Выхожу на улицу. Куда мне спешить? Анатолий Петрович подъедет только через час. А Чарльз прилетит завтра. Усаживаюсь на скамейку. Поёживаясь от холода, закуриваю дорогую сигарету. А что если здесь и сейчас меня бы увидели коллеги из родного КБ?! Ты что тут, дорогой, делаешь? - Да вот замдиректора этого учреждения дожидаюсь. Надо обсудить перспективы сотрудничества. Коллеги на месте бы попадали!
Однако, до чего же ветер противен. До костей пронизывает. Ну и май!
Из здания выходит и направляется ко мне мужчина средних лет и очень средне-русской наружности. Такого в телогрейку одень – и вот Вам колхозный тракторист широкого профиля.
- Вы из N ? – спрашивает он меня. (Во! Сразу вычислил, что я «парень из деревни», хоть и одет я по заграничному – турецкая куртка, американские джинсы, китайские кроссовки – всё с местного базара).
- Анатолий Петрович прибыл. Проходите, пожалуйста. У вас паспорт с собой?
- С собой, конечно.
Милиционерам с автоматами предъявляю на входе паспорт. Прохожу через ворота металлоискателя. «Тракторист» привозит меня на лифте на какой-то этаж. Открывает дверь в кабинет.
- Присаживайтесь. Анатолий Петрович будет через пять минут.

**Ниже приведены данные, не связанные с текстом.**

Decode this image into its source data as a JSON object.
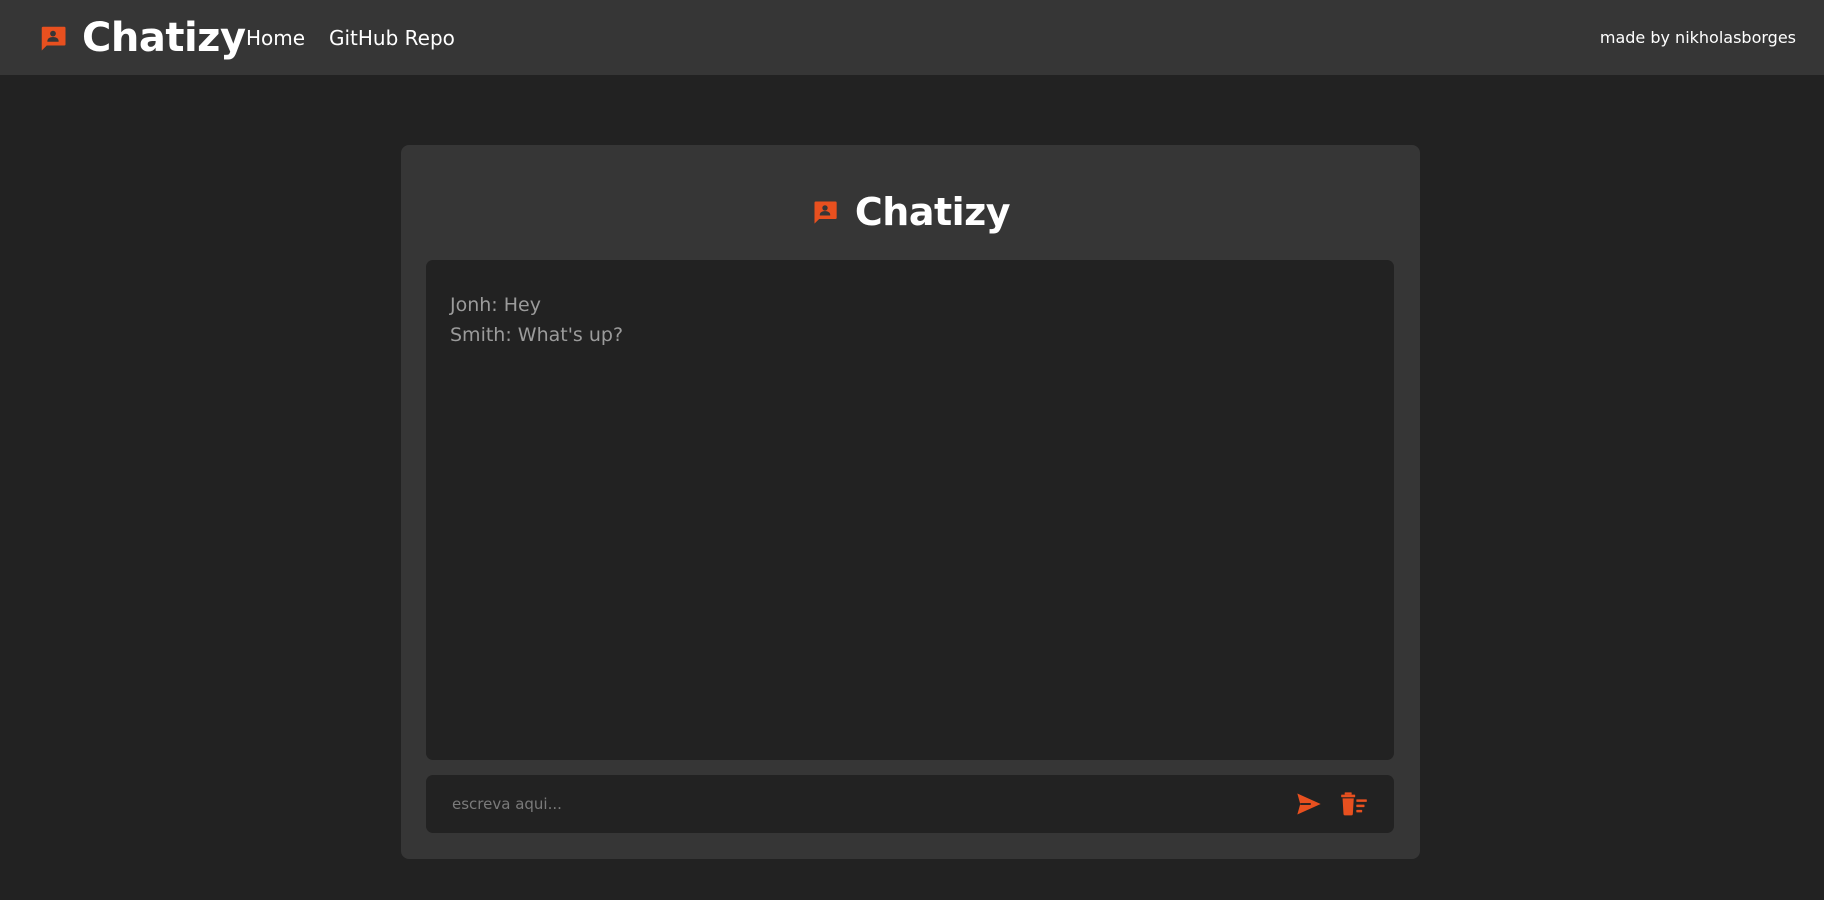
{
  "colors": {
    "accent": "#e8501f",
    "page_background": "#222222",
    "surface": "#363636",
    "muted_text": "#9b9b9b"
  },
  "navbar": {
    "brand": "Chatizy",
    "brand_icon": "chat-icon",
    "links": [
      {
        "label": "Home"
      },
      {
        "label": "GitHub Repo"
      }
    ],
    "credit": "made by nikholasborges"
  },
  "chat": {
    "title": "Chatizy",
    "title_icon": "chat-icon",
    "messages": [
      {
        "text": "Jonh: Hey"
      },
      {
        "text": "Smith: What's up?"
      }
    ],
    "input": {
      "placeholder": "escreva aqui...",
      "value": ""
    },
    "send_icon": "send-icon",
    "clear_icon": "delete-sweep-icon"
  }
}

Я сажусь. Оглядываюсь. Длинный стол, заваленный иностранными газетами и журналами. Включенный компьютер. Полки и шкафы, набитые папками с надписями по-английски. На стенах – какие-то документы в рамочках. Я встаю, чтобы прочитать их. Международная Инженерная Академия награждает хозяина кабинета дипломом первой степени. Европейская Ассоциация Научно-Технической Информации выражает признательность за многолетнее плодотворное сотрудничество. Королевское Учёное Общество Нидерландов принимает в свои ряды. Анатолия Петровича я знаю давно, но заочно. Я был еще студентом, когда выходили его словари. Потом в иностранных журналах я видел статьи, подписанные его именем. Но лично мы не знакомы. Я недавно нашел его в Интернете. Он пригласил меня на эту встречу.

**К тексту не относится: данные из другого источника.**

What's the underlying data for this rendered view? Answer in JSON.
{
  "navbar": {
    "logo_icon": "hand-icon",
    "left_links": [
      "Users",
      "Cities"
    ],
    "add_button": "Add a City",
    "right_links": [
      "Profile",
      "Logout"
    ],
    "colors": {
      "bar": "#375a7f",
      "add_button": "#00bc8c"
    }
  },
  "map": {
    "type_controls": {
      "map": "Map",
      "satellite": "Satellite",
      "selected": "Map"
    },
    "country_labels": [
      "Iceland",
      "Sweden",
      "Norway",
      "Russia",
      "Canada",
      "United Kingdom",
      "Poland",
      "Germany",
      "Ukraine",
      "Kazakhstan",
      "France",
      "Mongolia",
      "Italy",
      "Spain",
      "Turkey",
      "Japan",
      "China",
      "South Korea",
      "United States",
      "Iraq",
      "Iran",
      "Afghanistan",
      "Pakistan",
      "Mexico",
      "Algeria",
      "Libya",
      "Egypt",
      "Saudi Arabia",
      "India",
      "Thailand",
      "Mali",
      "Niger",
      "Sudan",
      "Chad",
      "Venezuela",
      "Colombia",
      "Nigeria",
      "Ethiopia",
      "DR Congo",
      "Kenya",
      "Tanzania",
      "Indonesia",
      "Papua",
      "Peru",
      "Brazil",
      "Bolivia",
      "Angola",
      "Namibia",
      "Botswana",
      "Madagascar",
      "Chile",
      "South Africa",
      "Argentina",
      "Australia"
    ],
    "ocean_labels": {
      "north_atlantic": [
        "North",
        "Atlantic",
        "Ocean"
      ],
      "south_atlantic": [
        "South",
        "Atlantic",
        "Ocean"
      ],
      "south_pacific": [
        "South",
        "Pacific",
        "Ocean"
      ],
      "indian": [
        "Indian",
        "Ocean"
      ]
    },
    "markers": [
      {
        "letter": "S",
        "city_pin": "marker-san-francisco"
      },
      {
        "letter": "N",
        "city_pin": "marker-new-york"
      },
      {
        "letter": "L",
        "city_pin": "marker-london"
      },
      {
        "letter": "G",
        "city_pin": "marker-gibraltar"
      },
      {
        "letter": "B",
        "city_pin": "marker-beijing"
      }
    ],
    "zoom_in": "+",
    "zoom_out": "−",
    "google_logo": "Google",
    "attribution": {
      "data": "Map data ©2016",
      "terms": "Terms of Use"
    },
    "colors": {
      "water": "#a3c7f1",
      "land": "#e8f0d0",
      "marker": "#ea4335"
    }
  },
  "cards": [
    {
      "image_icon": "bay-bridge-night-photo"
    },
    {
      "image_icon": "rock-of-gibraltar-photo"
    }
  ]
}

Пожалуй, мне лучше сесть. Нехорошо будет, если вошедший хозяин застанет меня прогуливающимся по его кабинету. И только я об этом подумал, как за моей спиной щёлкнула дверь и, обернувшись, я увидел Анатолия Петровича. Да, именно так и должен был выглядеть этот человек. Он высок и осанист. Благородная седая шевелюра дипломата. Улыбающиеся глаза. Мы жмём друг другу руки и садимся за журнальный столик.

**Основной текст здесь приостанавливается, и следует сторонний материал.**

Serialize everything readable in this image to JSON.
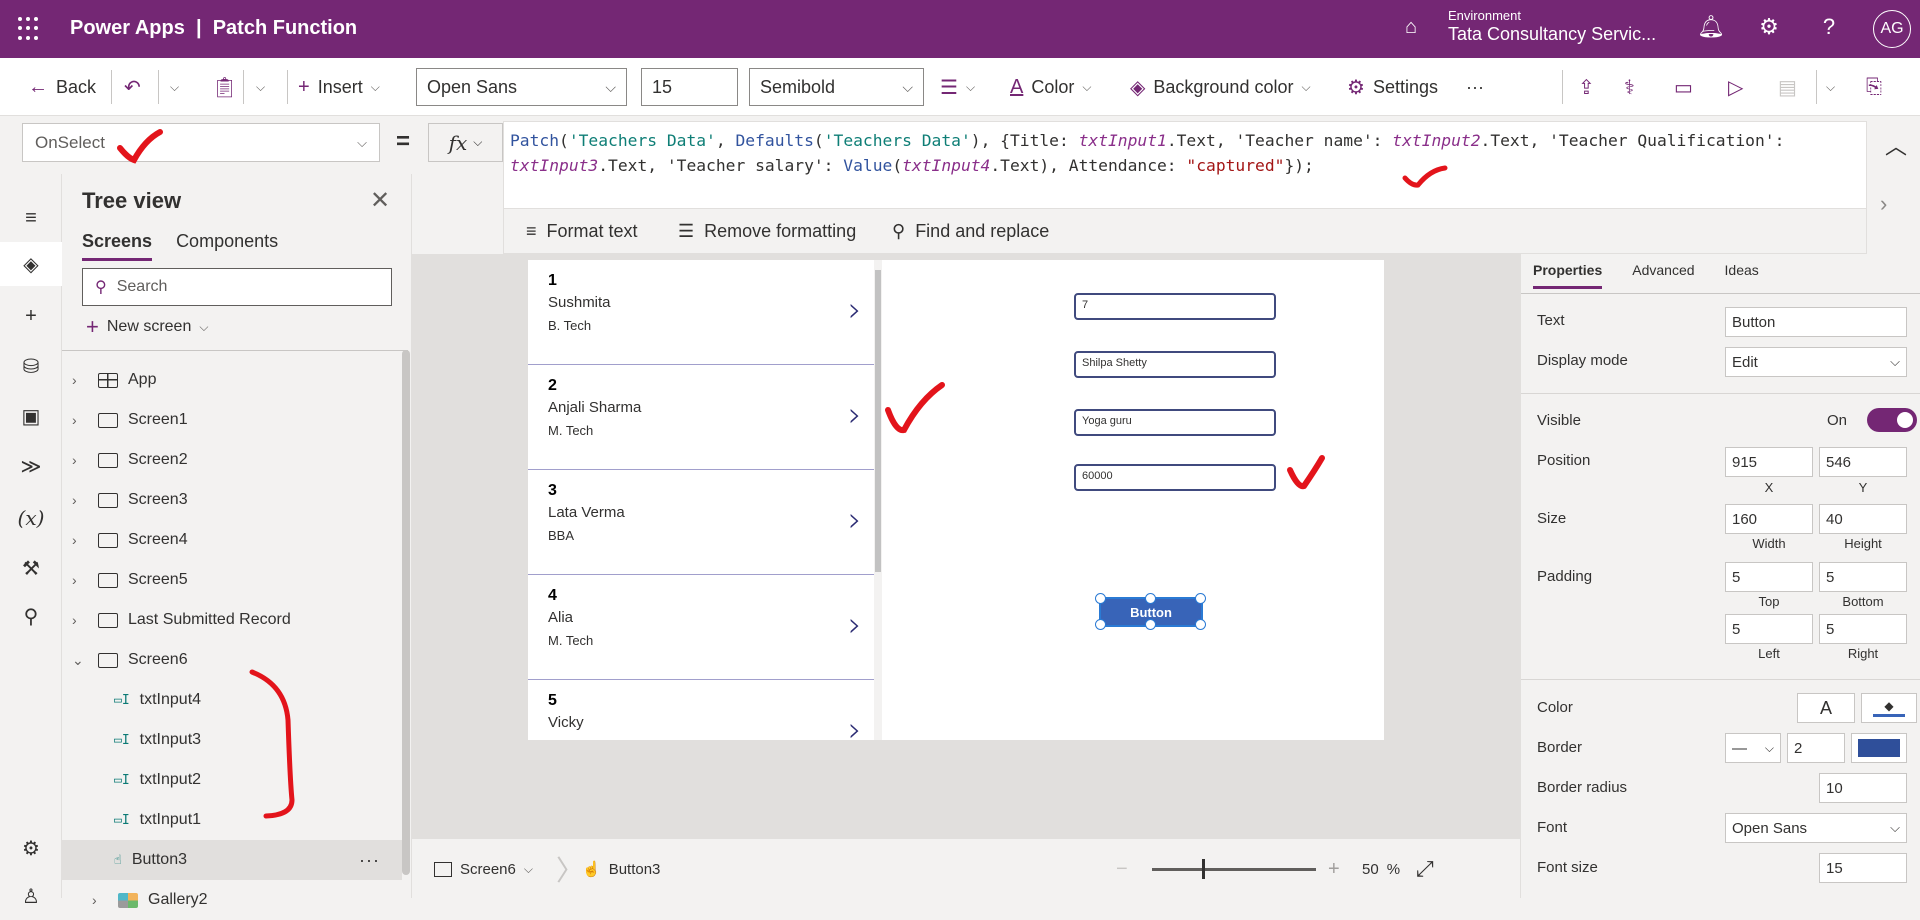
{
  "app": {
    "brand": "Power Apps",
    "separator": "|",
    "app_name": "Patch Function",
    "environment_label": "Environment",
    "environment_name": "Tata Consultancy Servic...",
    "user_initials": "AG"
  },
  "toolbar": {
    "back": "Back",
    "insert": "Insert",
    "font": "Open Sans",
    "font_size": "15",
    "font_weight": "Semibold",
    "color": "Color",
    "background_color": "Background color",
    "settings": "Settings",
    "more": "···"
  },
  "formula": {
    "property": "OnSelect",
    "equals": "=",
    "fx": "fx",
    "tokens": [
      {
        "t": "Patch",
        "c": "k-fn"
      },
      {
        "t": "(",
        "c": ""
      },
      {
        "t": "'Teachers Data'",
        "c": "k-str"
      },
      {
        "t": ", ",
        "c": ""
      },
      {
        "t": "Defaults",
        "c": "k-fn"
      },
      {
        "t": "(",
        "c": ""
      },
      {
        "t": "'Teachers Data'",
        "c": "k-str"
      },
      {
        "t": "), {Title: ",
        "c": ""
      },
      {
        "t": "txtInput1",
        "c": "k-var"
      },
      {
        "t": ".Text, 'Teacher name': ",
        "c": ""
      },
      {
        "t": "txtInput2",
        "c": "k-var"
      },
      {
        "t": ".Text, 'Teacher Qualification':\n",
        "c": ""
      },
      {
        "t": "txtInput3",
        "c": "k-var"
      },
      {
        "t": ".Text, 'Teacher salary': ",
        "c": ""
      },
      {
        "t": "Value",
        "c": "k-fn"
      },
      {
        "t": "(",
        "c": ""
      },
      {
        "t": "txtInput4",
        "c": "k-var"
      },
      {
        "t": ".Text), Attendance: ",
        "c": ""
      },
      {
        "t": "\"captured\"",
        "c": "k-lit"
      },
      {
        "t": "});",
        "c": ""
      }
    ],
    "format_text": "Format text",
    "remove_formatting": "Remove formatting",
    "find_replace": "Find and replace"
  },
  "tree": {
    "title": "Tree view",
    "tabs": [
      "Screens",
      "Components"
    ],
    "search_placeholder": "Search",
    "new_screen": "New screen",
    "items": [
      {
        "label": "App",
        "kind": "app",
        "expand": "›"
      },
      {
        "label": "Screen1",
        "kind": "screen",
        "expand": "›"
      },
      {
        "label": "Screen2",
        "kind": "screen",
        "expand": "›"
      },
      {
        "label": "Screen3",
        "kind": "screen",
        "expand": "›"
      },
      {
        "label": "Screen4",
        "kind": "screen",
        "expand": "›"
      },
      {
        "label": "Screen5",
        "kind": "screen",
        "expand": "›"
      },
      {
        "label": "Last Submitted Record",
        "kind": "screen",
        "expand": "›"
      },
      {
        "label": "Screen6",
        "kind": "screen",
        "expand": "⌄"
      },
      {
        "label": "txtInput4",
        "kind": "textinput"
      },
      {
        "label": "txtInput3",
        "kind": "textinput"
      },
      {
        "label": "txtInput2",
        "kind": "textinput"
      },
      {
        "label": "txtInput1",
        "kind": "textinput"
      },
      {
        "label": "Button3",
        "kind": "button",
        "selected": true
      },
      {
        "label": "Gallery2",
        "kind": "gallery",
        "expand": "›"
      }
    ]
  },
  "canvas": {
    "gallery": [
      {
        "id": "1",
        "name": "Sushmita",
        "qualification": "B. Tech"
      },
      {
        "id": "2",
        "name": "Anjali Sharma",
        "qualification": "M. Tech"
      },
      {
        "id": "3",
        "name": "Lata Verma",
        "qualification": "BBA"
      },
      {
        "id": "4",
        "name": "Alia",
        "qualification": "M. Tech"
      },
      {
        "id": "5",
        "name": "Vicky",
        "qualification": ""
      }
    ],
    "inputs": [
      "7",
      "Shilpa Shetty",
      "Yoga guru",
      "60000"
    ],
    "button_text": "Button"
  },
  "statusbar": {
    "screen": "Screen6",
    "control": "Button3",
    "zoom_value": "50",
    "zoom_unit": "%"
  },
  "properties": {
    "tabs": [
      "Properties",
      "Advanced",
      "Ideas"
    ],
    "text_label": "Text",
    "text_value": "Button",
    "display_mode_label": "Display mode",
    "display_mode_value": "Edit",
    "visible_label": "Visible",
    "visible_value": "On",
    "position_label": "Position",
    "x": "915",
    "y": "546",
    "x_label": "X",
    "y_label": "Y",
    "size_label": "Size",
    "width": "160",
    "height": "40",
    "width_label": "Width",
    "height_label": "Height",
    "padding_label": "Padding",
    "pad_top": "5",
    "pad_bottom": "5",
    "pad_left": "5",
    "pad_right": "5",
    "top_label": "Top",
    "bottom_label": "Bottom",
    "left_label": "Left",
    "right_label": "Right",
    "color_label": "Color",
    "color_glyph": "A",
    "border_label": "Border",
    "border_width": "2",
    "border_radius_label": "Border radius",
    "border_radius": "10",
    "font_label": "Font",
    "font_value": "Open Sans",
    "font_size_label": "Font size",
    "font_size": "15"
  },
  "colors": {
    "brand": "#742774",
    "button_fill": "#3864b8",
    "border_color": "#2f4f9a",
    "annotation": "#e3141b"
  }
}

- Ну, как поживаете? – спрашивает он.
Я сбивчиво рассказываю о своем житье-бытье. От темна до темна сижу в лесу в своем КБ. Работа мало кого интересует. Только деньги давай. Качество переводов – анекдотическое, а учиться никто не хочет. Предложил библиотеку создать, другой такой в России не будет – так на меня как на сумасшедшего посмотрели. Плюнул на это дело. Но себе по возможности словари приобрел.
Тут Анатолий Петрович встал, подошёл к стеклянному шкафу, вынул две толстые синие книги.
- Я во Франции двухтомник издал по перспективным космическим технологиям. Подарить?
- Приму с благодарностью. Но только с автографом.
Анатолий Петрович вынимает из нагрудного кармана фирменную ручку Parker.
- Мы стоим на пороге информационной революции, - говорит он. – Бумажные носители информации обречены. Это каменный век. Будущее за компьютерами. У вас на работе есть компьютер?
- Я пытался в комнате установить один. Выгнали меня с ним. Сказали, что эта бандура действует им на нервы.
- Н-да… Новое приходит не сразу… И что же Вы собираетесь делать?
- Искать заинтересованного работодателя.
- Нашли?
- Нашёл.
- Где?
- В Лондоне. Аналитический центр оборонных инициатив.
- Джон Вильямс?
- Так точно.
Брови Анатолия Петровича изогнулись, поползли вверх.
- И какую же информацию вы собираетесь ему поставлять?
- По военной тематике.
- Откуда будете брать?
- Из газет и журналов. Думаете, не справлюсь? Посмотрите какую ерунду публикует Герхардт Краузе в Германии! Я сделаю лучше.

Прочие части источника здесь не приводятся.